Gemini 1.5 Pro — 1 million token context window
Gemini 1.5 Pro achieves a breakthrough 1-million-token context window, capable of processing 1 hour of video, 11 hours of audio, or 700K+ words in a single prompt.
December 2023
Mixtral 8x7B — open MoE beats Llama 2 70B
A pioneering open-weight sparse mixture-of-experts model that outperforms Llama 2 70B on most benchmarks with 6x faster inference. Released under the permissive Apache 2.0 license.
Google launches Gemini 1.0
Google DeepMind releases Gemini 1.0 in Ultra, Pro, and Nano sizes. The Ultra model is the first to claim human-expert performance on MMLU (90.0%). Natively multimodal from training.
November 2023
GPT-4 Turbo announced at DevDay with 128K context
OpenAI announces GPT-4 Turbo at its first DevDay conference, featuring a 128K context window, JSON mode, and significantly lower pricing — 3x cheaper input, 2x cheaper output vs GPT-4.
July 2023
Meta open-sources Llama 2
Meta releases Llama 2 in partnership with Microsoft — one of the first major open-weight foundation models for commercial use. Available in 7B, 13B, and 70B parameter sizes.
Claude 2 launches with 100K context to the public
Anthropic releases Claude 2 with a 100K token context window, allowing users to process entire books in a single conversation. The first Anthropic model available to the general public via claude.ai.
March 2023
GPT-4 released with multimodal capabilities
OpenAI launches GPT-4, a large multimodal model that accepts image and text inputs. It scores in the 90th percentile on the bar exam and demonstrates significant reasoning improvements over GPT-3.5.

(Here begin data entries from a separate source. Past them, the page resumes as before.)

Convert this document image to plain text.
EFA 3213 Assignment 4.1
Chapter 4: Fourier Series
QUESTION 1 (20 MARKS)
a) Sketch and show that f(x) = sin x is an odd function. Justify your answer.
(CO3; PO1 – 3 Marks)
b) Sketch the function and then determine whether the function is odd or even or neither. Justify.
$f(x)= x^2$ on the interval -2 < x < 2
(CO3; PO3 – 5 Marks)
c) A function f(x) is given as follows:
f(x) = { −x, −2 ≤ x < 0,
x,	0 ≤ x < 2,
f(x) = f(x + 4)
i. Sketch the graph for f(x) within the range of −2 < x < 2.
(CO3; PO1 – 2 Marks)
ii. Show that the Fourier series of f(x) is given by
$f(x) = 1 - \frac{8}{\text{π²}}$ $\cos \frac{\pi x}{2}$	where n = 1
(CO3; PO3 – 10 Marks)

Anthropic introduces Claude
Anthropic launches its first public AI assistant, positioned as helpful, honest, and harmless. Available in Claude and Claude Instant variants, initially via API only.
November 2022
ChatGPT launches and reaches 100M users
OpenAI releases ChatGPT, a conversational AI assistant based on GPT-3.5. It becomes the fastest-growing consumer app in history, reaching 100 million users in two months.